Each poem in this book is a meditation on what it means to be human.
Mahua Sen
A good poem is a contribution to reality. The world is never the same once a good poem has been added to it. A good poem helps to change the shape of the universe, helps to extend everyone’s knowledge of himself and the world around him.
–Dylan Thomas
Dr. Santosh Bakaya’s ‘What is the Meter of the Dictionary?’ is an impressive collection of poems that compels us not only to delve deeper into our inner core and the world around us, but also into the cavern of what it is to connect with nature and experience its indispensable bond with humanity.
The lamina of Santosh Bakaya’s verses drips and drops on your skin and seeps into your bone as you sip it slowly like an old wine to savour the emotions they evoke. You try to catch the myriad thoughts that dart across you and then you clutch the syllables in your fist and sit with your casket of imagination and locution, to arrange and rearrange and assemble through the trail of what they unravel.
Santosh Bakaya’s geometrically engineered poems, both in diction and imagery, sometimes act as the rear view mirror reflecting your long lost days that are not really lost from your mind’s boudoir. Her poems bring them back into your psyche and you get drenched in the incessant torrential rain of the bygone. And then you hang your thoughts in the placid vanilla sky. They soar unabashedly, claiming their mortgaged sky, making you experience a parallel realm of some sort, gifting you a safe sojourn.
Lips sealed, I look around, wistfully,
Carefully tucking a strand of grey hair behind my ear,
A restless heart beating to the notes of that long lost song,
So sublime, so soothing
Some poems are like the calm of a tranquil ocean. They are like that sweet, tender punctuated silence when fingers braid beneath the sigh of a lover’s kiss. And in stark contrast, some poems tear open the lacrimal duct of your eyes and your unremitting tears squirt up to meet the mammoth ocean of your soul.

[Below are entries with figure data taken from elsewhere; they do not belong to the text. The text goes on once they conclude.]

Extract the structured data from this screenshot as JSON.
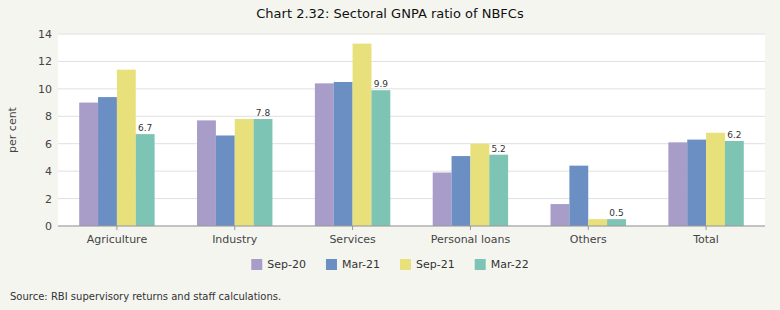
{
  "chart_data": {
    "type": "bar",
    "title": "Chart 2.32: Sectoral GNPA ratio of NBFCs",
    "categories": [
      "Agriculture",
      "Industry",
      "Services",
      "Personal loans",
      "Others",
      "Total"
    ],
    "series": [
      {
        "name": "Sep-20",
        "color": "#a89cc8",
        "values": [
          9.0,
          7.7,
          10.4,
          3.9,
          1.6,
          6.1
        ]
      },
      {
        "name": "Mar-21",
        "color": "#6b8fc2",
        "values": [
          9.4,
          6.6,
          10.5,
          5.1,
          4.4,
          6.3
        ]
      },
      {
        "name": "Sep-21",
        "color": "#e8e07a",
        "values": [
          11.4,
          7.8,
          13.3,
          6.0,
          0.5,
          6.8
        ]
      },
      {
        "name": "Mar-22",
        "color": "#7ec4b4",
        "values": [
          6.7,
          7.8,
          9.9,
          5.2,
          0.5,
          6.2
        ],
        "data_labels": true
      }
    ],
    "ylabel": "per cent",
    "ylim": [
      0,
      14
    ],
    "yticks": [
      0,
      2,
      4,
      6,
      8,
      10,
      12,
      14
    ],
    "grid": true,
    "legend": "bottom",
    "source": "Source: RBI supervisory returns and staff calculations."
  }
}
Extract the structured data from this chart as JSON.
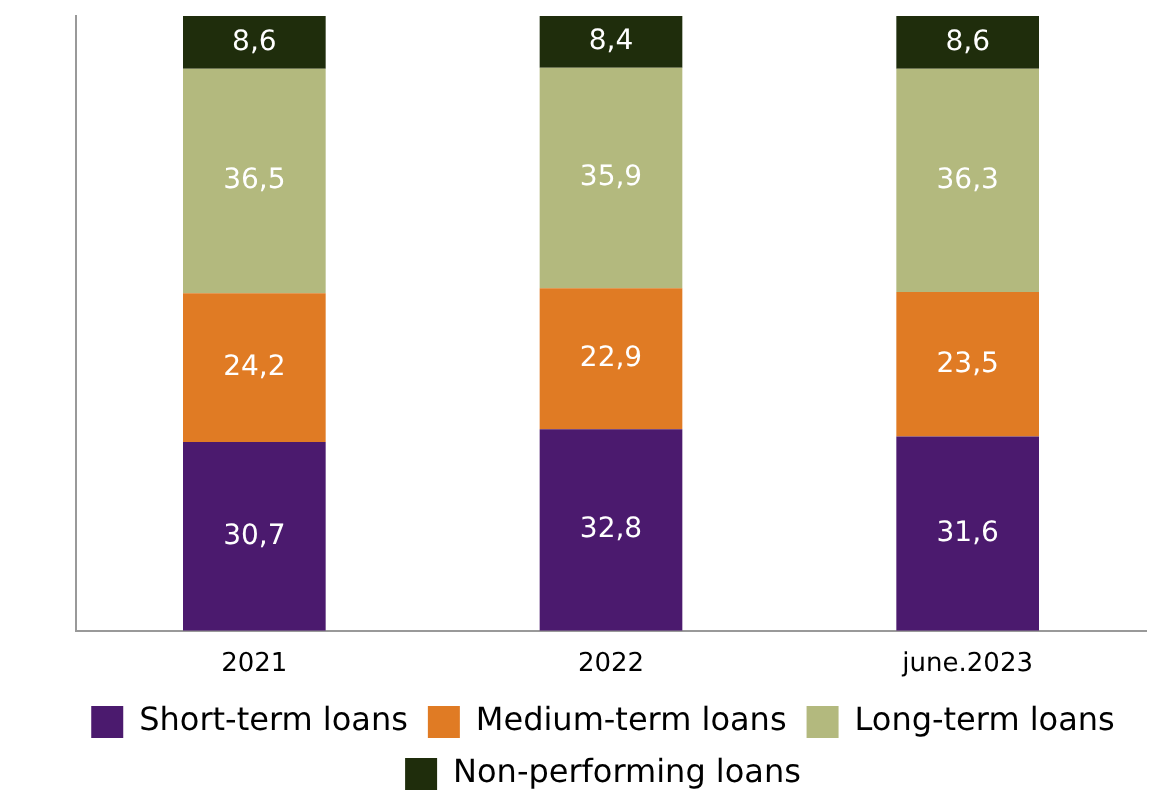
{
  "chart_data": {
    "type": "bar",
    "stacked": true,
    "categories": [
      "2021",
      "2022",
      "june.2023"
    ],
    "series": [
      {
        "name": "Short-term loans",
        "color": "#4b1a6e",
        "values": [
          30.7,
          32.8,
          31.6
        ],
        "value_labels": [
          "30,7",
          "32,8",
          "31,6"
        ]
      },
      {
        "name": "Medium-term loans",
        "color": "#e07b24",
        "values": [
          24.2,
          22.9,
          23.5
        ],
        "value_labels": [
          "24,2",
          "22,9",
          "23,5"
        ]
      },
      {
        "name": "Long-term loans",
        "color": "#b3b97e",
        "values": [
          36.5,
          35.9,
          36.3
        ],
        "value_labels": [
          "36,5",
          "35,9",
          "36,3"
        ]
      },
      {
        "name": "Non-performing loans",
        "color": "#1f2d0c",
        "values": [
          8.6,
          8.4,
          8.6
        ],
        "value_labels": [
          "8,6",
          "8,4",
          "8,6"
        ]
      }
    ],
    "ylim": [
      0,
      100
    ],
    "tick_labels": "x",
    "grid": false,
    "legend": "bottom"
  }
}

The poems in the anthology are often birthed out of her personal experiences, yet they have an universal appeal. The verses reflect her tender empathetic heart and you feel a lump in the throat and tears well up in your eyes as you read lines like these:
The poor bedraggled often gapes
At the luxurious cars zooming past,
Casts envious looks at the gluttons gorging on street food.
He pats his stomach
Trying in vain to stop the rumbling rebellion inside
Poetry is a tool for reflection. It cannot be compartmentalised into a single box for it is the expression of multi-layered human emotions in aesthetically curated verses, decked with poetic tools. And, thus, it acts as a portal to transmit what a poet perceives, thinks and feels in her eyes, those abstractions, into something tangible, birthed through her eloquent nib. The poems act as a prism to reflect a spectrum of emotions. Each poem in this book is a meditation on what it means to be human.
Grief stricken, famished and scruffy humanity
Slogs on for miles, barefooted,
The tooting of warmongers growing louder
every minute.
A linnet’s exuberant song goes unheard.
After all, it is only an inconsequential bird,
Who does nothing but sing, in its untiring mission
of celebrating life.
These lines are hard hitting! The poem is exquisite and wrapped in vulnerability and resolve that I find too relatable. It doesn’t flinch or sugar coat our shared predicament, instead encourages us to take a deep look of the hard world we live in, nudges us to introspect and ask us why we can’t be a bit more kind and empathetic towards each other, for life is singular and it’s not worth the war and hatred. Why can’t compassion shape the contours of our soul? Why can’t we be gentler towards each other and spread love and light? Why can’t we make it a better place for each other?
The poems in this book expose reality in all of its multi-coloured arrays, weaving together, birds and flowers, the octogenarian, the insensible virility of the war mongers, the poignant echoes of security guards, the plight of rickshaw pullers, so on and so forth. The book is at once light and dense, profound and playful, chaos and calm.
My personal favourite poem from this book is Look Mommy (for the Blue Roses). I had tears streaming down my face as I read through these lines:
What is the difference between me and the others? Me and the others-both
Have mothers-and fathers too-so where lies the difference?
Why am I different?
Santosh Bakaya’s labour of love – What is the Meter of the Dictionary? -produces moments that feel epiphanic. They inspire us to pause for a while and listen to the beating of our own heart and look inwards. The poet’s keen observation and her eloquence in translating them into gorgeous poetry provoke the addiction of contemplation. Her poems make us fall in love with poetry all over again. Each poem is a crystalline moment perfectly melded with the honesty of the poet’s nib.
The black and white cover design is unique, in contrast to the myriad hues of emotions that the poems evoke. I must mention the exquisite foreword written by author, editor, critic, Sunil Sharma that gives a wonderful sneak peek into the book. And how can I not mention the incisive blurb by the erudite author, poet, academician Dr Ampat Koshy! He writes: “This poetry book is a welcome introduction to her richness of allusion, and vocabulary, and mastery of luscious description, personification, and compelling narrative in verse.”
Mahua Sen is an author, editor, poet based out of Hyderabad.